YolaKamalita / DAS-Group-10

Analyzing film attributes that can influence the rating through the application of Generalized Linear Model (GLM).
0 stars 1 forks source link

Analysis of IMDB Rating with GLM - Logistic Regression


In this analysis, the research question is to investigate which properties of films influence whether IMDB rating exceeding 7 or not. The Generalized Linear Model for binary response variables, Logistic Regression, will be used to investigate the relationship between binary rating (i.e., 1 if greater than 7 and 0 otherwise) and film properties.

Installation and Setup


R and quarto installation is required as the main tools for doing the statistical analysis and reporting. Here is the list of R packages which are needed to be installed in order to run the main .qmd file in the local machine:

install.packages(tidyverse)
install.packages(gt)
install.packages(skimr)
install.packages(knitr)
install.packages(corrplot)
install.packages(ggplot2)
install.packages(gridExtra)
install.packages(dplyr)
install.packages(stats)
install.packages(jtools)
install.packages(sjPlot)
install.packages(broom)
install.packages(huxtable)
install.packages(lmtest)
install.packages(zoo)

Data


IMDB rating dataset which is preprocessed by Data Analytics (Statistics) department from University of Glasgow as the playground dataset for learning purposes.

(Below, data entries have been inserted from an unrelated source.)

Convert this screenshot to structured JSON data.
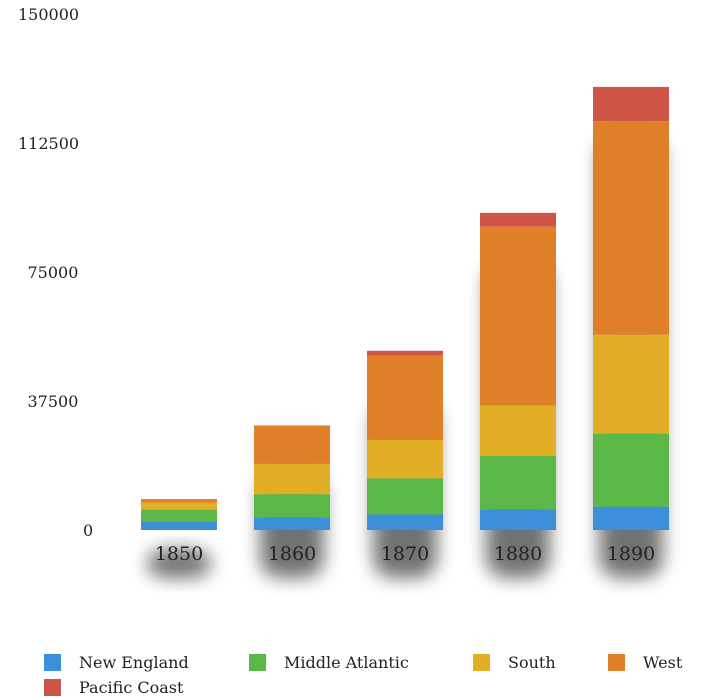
{
  "chart_data": {
    "type": "bar",
    "stacked": true,
    "categories": [
      "1850",
      "1860",
      "1870",
      "1880",
      "1890"
    ],
    "series": [
      {
        "name": "New England",
        "color": "#3c8fd9",
        "values": [
          2500,
          3700,
          4500,
          6000,
          6800
        ]
      },
      {
        "name": "Middle Atlantic",
        "color": "#5bb846",
        "values": [
          3500,
          6700,
          10500,
          15500,
          21200
        ]
      },
      {
        "name": "South",
        "color": "#e2ae26",
        "values": [
          2000,
          8800,
          11200,
          14700,
          28800
        ]
      },
      {
        "name": "West",
        "color": "#e07f29",
        "values": [
          1000,
          11200,
          24500,
          52000,
          62000
        ]
      },
      {
        "name": "Pacific Coast",
        "color": "#cf5546",
        "values": [
          0,
          0,
          1400,
          4000,
          10000
        ]
      }
    ],
    "y_ticks": [
      "0",
      "37500",
      "75000",
      "112500",
      "150000"
    ],
    "ylim": [
      0,
      150000
    ],
    "grid": false,
    "legend_position": "bottom"
  }
}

Film ID Year Length Budget Votes Genre Rating
49834 1963 107 11.4 225 Romance 3.1

Description:

Code structure


/DAS-Group-10
├── README.md
├── data/
│   └── dataset10.csv
├── pdf/
│   ├── Group_10_Presentation.pdf
│   ├── Group_10_qmd.pdf
│   └── raw/Group_10_Presentation.pptx
└── quarto/
    ├── R
    └── Group_10_Analysis.qmd

Results


In summary, budget and length have significant relationship to binary rating, whether greater than 7 or not. For Genre, two of them are not statistically significant: Animation and Romance.

Model selection steps

Future Work


Future studies should consider interaction terms between movie length and genre which provide insights into the nuanced effects these variables have on ratings.